神は、俺が嫌いなのか

 そして、7日後の朝。所持しているカードのリストはこうだった。


・【白カード】ファイアボルト×3、ヒール×2、ぷちラッキー、野営セット、アイスボルト×2、誰でもカリスマン、サンダーボルト×4、あっち向いてホイ、ロックシュート、木人召喚×3、ピットフォール×2、そこそこ美味しいお肉、阻む暴風×2、厳選フルーツセット、念話、見えざる拳、天の落とし物、パワースラッシュ、丈夫な服、トレジャーハンマー

・【銀カード】えっちなアメイヴァもどき、必中必撃ケツストライカー、グレートヒール、魔力補正(小)、ミスリルの長剣、達人の勘、トルネード

・【金カード】浄化聖域


「……神は、俺が嫌いなのか?」

「そ、そんな事ないと思いますよ! ほら、この【トルネード】なんか良いカードですよ!」

「竜巻魔法か……確かに良いカードだし【浄化聖域】も凄いカードではあるけど……」


【銀】トルネード……敵に向かう小規模の竜巻を作り出す。籠めた魔力によって規模・強さが増加する。

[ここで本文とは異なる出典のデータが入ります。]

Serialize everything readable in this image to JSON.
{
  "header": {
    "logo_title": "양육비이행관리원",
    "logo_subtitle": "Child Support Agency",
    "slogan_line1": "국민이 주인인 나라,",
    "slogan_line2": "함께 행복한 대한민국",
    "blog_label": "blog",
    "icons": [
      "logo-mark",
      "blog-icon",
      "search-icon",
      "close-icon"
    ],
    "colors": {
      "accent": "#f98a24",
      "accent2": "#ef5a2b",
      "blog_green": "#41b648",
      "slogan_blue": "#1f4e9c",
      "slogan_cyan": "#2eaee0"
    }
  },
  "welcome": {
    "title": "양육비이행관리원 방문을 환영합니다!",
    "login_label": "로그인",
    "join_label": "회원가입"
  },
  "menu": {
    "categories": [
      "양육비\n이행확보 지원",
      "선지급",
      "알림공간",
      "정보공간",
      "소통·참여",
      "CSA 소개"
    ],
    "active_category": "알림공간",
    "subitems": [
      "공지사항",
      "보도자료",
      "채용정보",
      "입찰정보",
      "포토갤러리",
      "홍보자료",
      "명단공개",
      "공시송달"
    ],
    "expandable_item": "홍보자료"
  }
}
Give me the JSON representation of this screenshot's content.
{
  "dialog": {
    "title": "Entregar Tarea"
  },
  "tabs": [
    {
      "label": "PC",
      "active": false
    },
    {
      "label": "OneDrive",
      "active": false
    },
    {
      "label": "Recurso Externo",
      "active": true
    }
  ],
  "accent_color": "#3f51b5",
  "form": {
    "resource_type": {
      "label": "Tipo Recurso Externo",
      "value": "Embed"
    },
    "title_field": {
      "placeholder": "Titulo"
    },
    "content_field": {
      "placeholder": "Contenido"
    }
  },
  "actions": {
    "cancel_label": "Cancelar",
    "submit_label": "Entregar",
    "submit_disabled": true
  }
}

【金】浄化聖域……一定範囲内を浄化し、半永続的に聖域化する。


 トルネードは実際強力なカードだろう。今度の試合でも役に立つに違いない。しかし浄化聖域は人間相手では意味がない。


「大体【えっちなアメイヴァもどき】って……なんだよコレ……」


【銀】えっちなアメイヴァもどき……服や防具だけを溶かすドロドロの粘液。生物ではない。1時間で消滅する。


「う、うーん……」


 確かにコレに関してはレイアもフォローのしようがない。ないが……良いカードが混ざっているのも、また事実なのだ。

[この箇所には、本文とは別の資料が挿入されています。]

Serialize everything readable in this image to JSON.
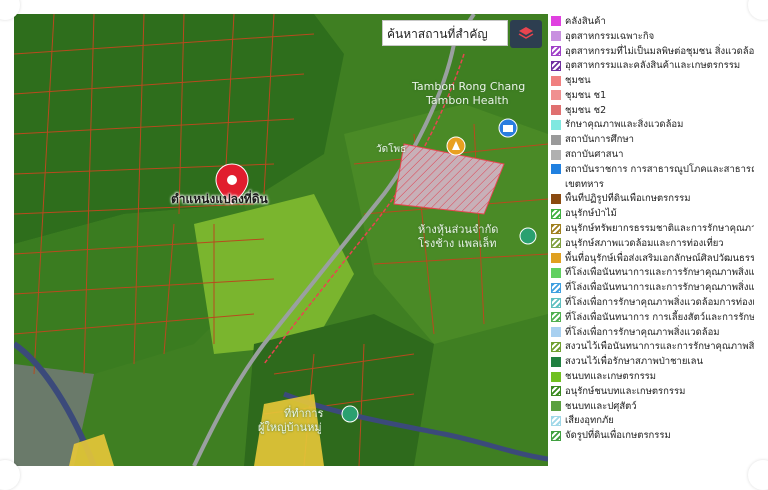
{
  "map": {
    "search_placeholder": "ค้นหาสถานที่สำคัญ",
    "pin_label": "ตำแหน่งแปลงที่ดิน",
    "labels": {
      "tambon_rong_chang": "Tambon Rong Chang",
      "tambon_health": "Tambon Health",
      "wat_phra": "วัดโพธ",
      "store_1": "ห้างหุ้นส่วนจำกัด",
      "store_2": "โรงช้าง แพลเล็ท",
      "office_1": "ที่ทำการ",
      "office_2": "ผู้ใหญ่บ้านหมู่"
    },
    "colors": {
      "field_dark": "#2f6f1e",
      "field_light": "#5a9a2a",
      "parcel_line": "#b84a1e",
      "road": "#9aa0a0",
      "zone_line": "#e8454f",
      "pin": "#e11d2e",
      "water": "#3b4a7a",
      "built_area": "#c9b8c0",
      "yellow_zone": "#e8c838"
    }
  },
  "legend": {
    "items": [
      {
        "label": "คลังสินค้า",
        "color": "#e040e0",
        "style": "solid"
      },
      {
        "label": "อุตสาหกรรมเฉพาะกิจ",
        "color": "#c890e0",
        "style": "solid"
      },
      {
        "label": "อุตสาหกรรมที่ไม่เป็นมลพิษต่อชุมชน สิ่งแวดล้อม",
        "color": "#a040c8",
        "style": "hatch"
      },
      {
        "label": "อุตสาหกรรมและคลังสินค้าและเกษตรกรรม",
        "color": "#7030a0",
        "style": "hatch"
      },
      {
        "label": "ชุมชน",
        "color": "#f08080",
        "style": "solid"
      },
      {
        "label": "ชุมชน ช1",
        "color": "#f09090",
        "style": "solid"
      },
      {
        "label": "ชุมชน ช2",
        "color": "#e07070",
        "style": "solid"
      },
      {
        "label": "รักษาคุณภาพและสิ่งแวดล้อม",
        "color": "#80e8e0",
        "style": "solid"
      },
      {
        "label": "สถาบันการศึกษา",
        "color": "#9a9a9a",
        "style": "solid"
      },
      {
        "label": "สถาบันศาสนา",
        "color": "#b0b0b0",
        "style": "solid"
      },
      {
        "label": "สถาบันราชการ การสาธารณูปโภคและสาธารณูปการ",
        "color": "#2080e0",
        "style": "solid"
      },
      {
        "label": "เขตทหาร",
        "color": "#ffffff",
        "style": "none"
      },
      {
        "label": "พื้นที่ปฏิรูปที่ดินเพื่อเกษตรกรรม",
        "color": "#8a4a10",
        "style": "solid"
      },
      {
        "label": "อนุรักษ์ป่าไม้",
        "color": "#40b040",
        "style": "hatch"
      },
      {
        "label": "อนุรักษ์ทรัพยากรธรรมชาติและการรักษาคุณภาพ",
        "color": "#a08020",
        "style": "hatch"
      },
      {
        "label": "อนุรักษ์สภาพแวดล้อมและการท่องเที่ยว",
        "color": "#80a040",
        "style": "hatch"
      },
      {
        "label": "พื้นที่อนุรักษ์เพื่อส่งเสริมเอกลักษณ์ศิลปวัฒนธรรม",
        "color": "#e0a020",
        "style": "solid"
      },
      {
        "label": "ที่โล่งเพื่อนันทนาการและการรักษาคุณภาพสิ่งแวดล้อม",
        "color": "#60d060",
        "style": "solid"
      },
      {
        "label": "ที่โล่งเพื่อนันทนาการและการรักษาคุณภาพสิ่งแวดล้อม",
        "color": "#40a0e0",
        "style": "hatch"
      },
      {
        "label": "ที่โล่งเพื่อการรักษาคุณภาพสิ่งแวดล้อมการท่องเที่ยว",
        "color": "#60c0c0",
        "style": "hatch"
      },
      {
        "label": "ที่โล่งเพื่อนันทนาการ การเลี้ยงสัตว์และการรักษา",
        "color": "#50b050",
        "style": "hatch"
      },
      {
        "label": "ที่โล่งเพื่อการรักษาคุณภาพสิ่งแวดล้อม",
        "color": "#a8d0f0",
        "style": "solid"
      },
      {
        "label": "สงวนไว้เพื่อนันทนาการและการรักษาคุณภาพสิ่ง",
        "color": "#70a030",
        "style": "hatch"
      },
      {
        "label": "สงวนไว้เพื่อรักษาสภาพป่าชายเลน",
        "color": "#208040",
        "style": "solid"
      },
      {
        "label": "ชนบทและเกษตรกรรม",
        "color": "#70c020",
        "style": "solid"
      },
      {
        "label": "อนุรักษ์ชนบทและเกษตรกรรม",
        "color": "#3a8a20",
        "style": "hatch"
      },
      {
        "label": "ชนบทและปศุสัตว์",
        "color": "#5aa040",
        "style": "solid"
      },
      {
        "label": "เสี่ยงอุทกภัย",
        "color": "#a0d8e8",
        "style": "hatch"
      },
      {
        "label": "จัดรูปที่ดินเพื่อเกษตรกรรม",
        "color": "#40a040",
        "style": "hatch"
      }
    ]
  }
}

「とにかく、これで戦術を組み立てるしかありません。やりましょう、ヴォード様!」

「……ま、そうだな。妙なのが目立つだけで、ちゃんと使えるカードも多いんだ。やってやる……!」


 まず確実に戦力と言えるのはファイアボルト、アイスボルト、サンダーボルト、ロックシュートの4種だ。ヴォードの魔力では最低限の威力しか出せないが、【魔力補正(小)】のカードがある。


【銀】魔力補正(小)……僅かな魔力補正を永続的に得る。


 このカードがあれば、ひょっとしたら多少は威力を上げられるかもしれないし、今使わない理由がない。


「よし……【魔力補正(小)】!」


 ヴォードがカードを構え唱えると、カードは光となって解け、ヴォードの中へと入り込んでくる。それと同時に感じたのは……自分の中に感じる魔力が僅かに……しかし確かに強くなった感覚だった。


「……分かる。確かに俺の中で、何かが変わった……!」

「良かったですね、ヴォード様!」

(まあ、補正(小)で得られるのは本当に僅かなものなんですけど……それを今言う必要もないですしね)


 何しろ、ヴォードが生まれて初めて得た能力補正だ。あえて水を差す必要もないとレイアは心の中だけで頷く。

 そして同時に、こうも思っていた。確かに使えるカードは少ないように見える。しかし、それでもどうにかしなければならない。その為にはどうすればいいか……と、そう考え始めたところでヴォードが「あっ」と声をあげる。


「ど、どうしましたヴォード様?」

「レイア」

「はい。えっと……?」


 見つめたヴォードの顔は、何かを思いついたような……そんな楽しそうな表情が浮かんでいる。


「勝つ方法……思いついたぞ」

「ええっ!? ど、どうするんですか!?」

「まだ考え付いただけって段階だけどな……」


 言いながら、ヴォードが示したのは一枚のカード。それを見て、レイアは思わず目を丸くする。


「そのカードが……ですか?」

「ああ。これを起点にして、俺の勝利を組み立てる」


 白カード【あっち向いてホイ】。それをレイアに見せながら、ヴォードはニヤリと笑ってみせた。